Les articles de ce numéro spécial s’inscrivent dans cette réflexion. Ils font suite à des communications présentées lors d’un séminaire « Diversification - Domestication » organisé à Nantes les 24 et 25 juin 2003 par l’Inra en collaboration avec l’Ifremer. Reposant sur la confrontation des expériences, son objet était d’explorer l’intérêt et la faisabilité de recherches génériques sur la diversification des espèces de poissons, passant par l’identification d’espèces cibles et modèles, l’analyse des processus biologiques impliqués dans la domestication et l’élaboration de méthodes comparatives pertinentes. Une réflexion sur les systèmes de production - exploitation est menée en parallèle de manière complémentaire.
Une première session était consacrée à la notion de domestication (à quel moment peut-on considérer qu’une espèce est domestiquée ? Qu’est-ce que le processus de domestication ?) et aux critères qui caractérisent une espèce domestiquée par comparaison à la population sauvage d’origine.

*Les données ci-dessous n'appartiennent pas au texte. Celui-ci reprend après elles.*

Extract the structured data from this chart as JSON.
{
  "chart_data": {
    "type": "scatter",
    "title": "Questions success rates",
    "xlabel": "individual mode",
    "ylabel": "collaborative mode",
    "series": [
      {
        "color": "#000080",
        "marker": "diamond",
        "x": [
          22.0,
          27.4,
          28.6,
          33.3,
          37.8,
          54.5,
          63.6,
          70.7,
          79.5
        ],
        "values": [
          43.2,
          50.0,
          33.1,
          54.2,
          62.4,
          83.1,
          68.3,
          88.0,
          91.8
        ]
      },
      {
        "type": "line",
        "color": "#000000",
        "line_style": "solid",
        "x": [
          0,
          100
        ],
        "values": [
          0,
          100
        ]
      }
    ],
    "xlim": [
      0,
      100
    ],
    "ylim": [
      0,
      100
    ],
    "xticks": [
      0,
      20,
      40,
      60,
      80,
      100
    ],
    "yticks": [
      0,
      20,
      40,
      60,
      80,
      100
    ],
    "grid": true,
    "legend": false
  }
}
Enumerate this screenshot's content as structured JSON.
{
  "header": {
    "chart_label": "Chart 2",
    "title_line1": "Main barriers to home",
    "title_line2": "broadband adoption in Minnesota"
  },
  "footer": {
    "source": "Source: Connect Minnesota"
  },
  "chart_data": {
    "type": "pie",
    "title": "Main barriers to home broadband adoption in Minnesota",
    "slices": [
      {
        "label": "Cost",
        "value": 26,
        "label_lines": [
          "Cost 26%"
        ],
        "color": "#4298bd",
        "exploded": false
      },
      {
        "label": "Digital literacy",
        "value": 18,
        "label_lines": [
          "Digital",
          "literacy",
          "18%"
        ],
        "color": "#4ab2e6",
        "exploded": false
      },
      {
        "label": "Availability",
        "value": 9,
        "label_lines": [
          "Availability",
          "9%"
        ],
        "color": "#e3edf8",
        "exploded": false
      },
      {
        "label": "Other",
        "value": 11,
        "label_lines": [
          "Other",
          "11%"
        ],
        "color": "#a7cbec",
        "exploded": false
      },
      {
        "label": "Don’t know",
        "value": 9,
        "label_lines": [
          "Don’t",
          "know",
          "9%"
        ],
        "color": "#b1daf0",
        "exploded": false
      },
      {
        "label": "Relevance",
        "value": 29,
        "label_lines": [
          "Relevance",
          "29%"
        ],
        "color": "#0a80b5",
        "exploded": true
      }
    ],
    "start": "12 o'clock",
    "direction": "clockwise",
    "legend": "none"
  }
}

Une autre manière d’aborder la domestication (session II) est d’identifier ce que certaines espèces animales ont vécu «entre les mains» de l’homme. Au-delà de l’aléatoire et de l’empirisme, existe-t-il des procédures ou des stratégies convergentes de domestication (capture, échantillonnage, mise en élevage, ajustements des facteurs zootechniques, maîtrise de telle ou telle fonction, sélection ...) ? L’examen de convergences dans les stratégies de domestication au travers d’exemples portant sur différentes filières de production peut nous permettre d’en faire l’analyse.
La mise en œuvre d’approches génériques nécessite de disposer d’espèces modèles pour aborder les possibilités et les contraintes de la domestication chez les poissons. Ceci passe par l’identification de groupes d’espèces ayant des caractéristiques communes et ce pour chacune des fonctions physiologiques susceptibles de répondre à un effort de domestication et/ou de conditionner sa réussite. Si des typologies académiques existent dans la littérature, la session III se voulait davantage une réflexion sur l’établissement de typologies «fonctionnelles» des espèces, fondées sur une démarche comparative et l’utilisation d’exemples concrets de domestications réussies, en cours ou envisageables.
Dans le cas des poissons, une domestication envisagée a priori passe, en particulier pour les espèces «nouvelles », par le prélèvement d’un échantillon du génotype sauvage et, dans la situation la plus contrôlée, par la reproduction et la multiplication du noyau fondateur, enrichi ou non par des apports complémentaires issus du milieu naturel. La session IV abordait la question du choix initial, puis de la gestion d’un génotype dans une démarche de domestication.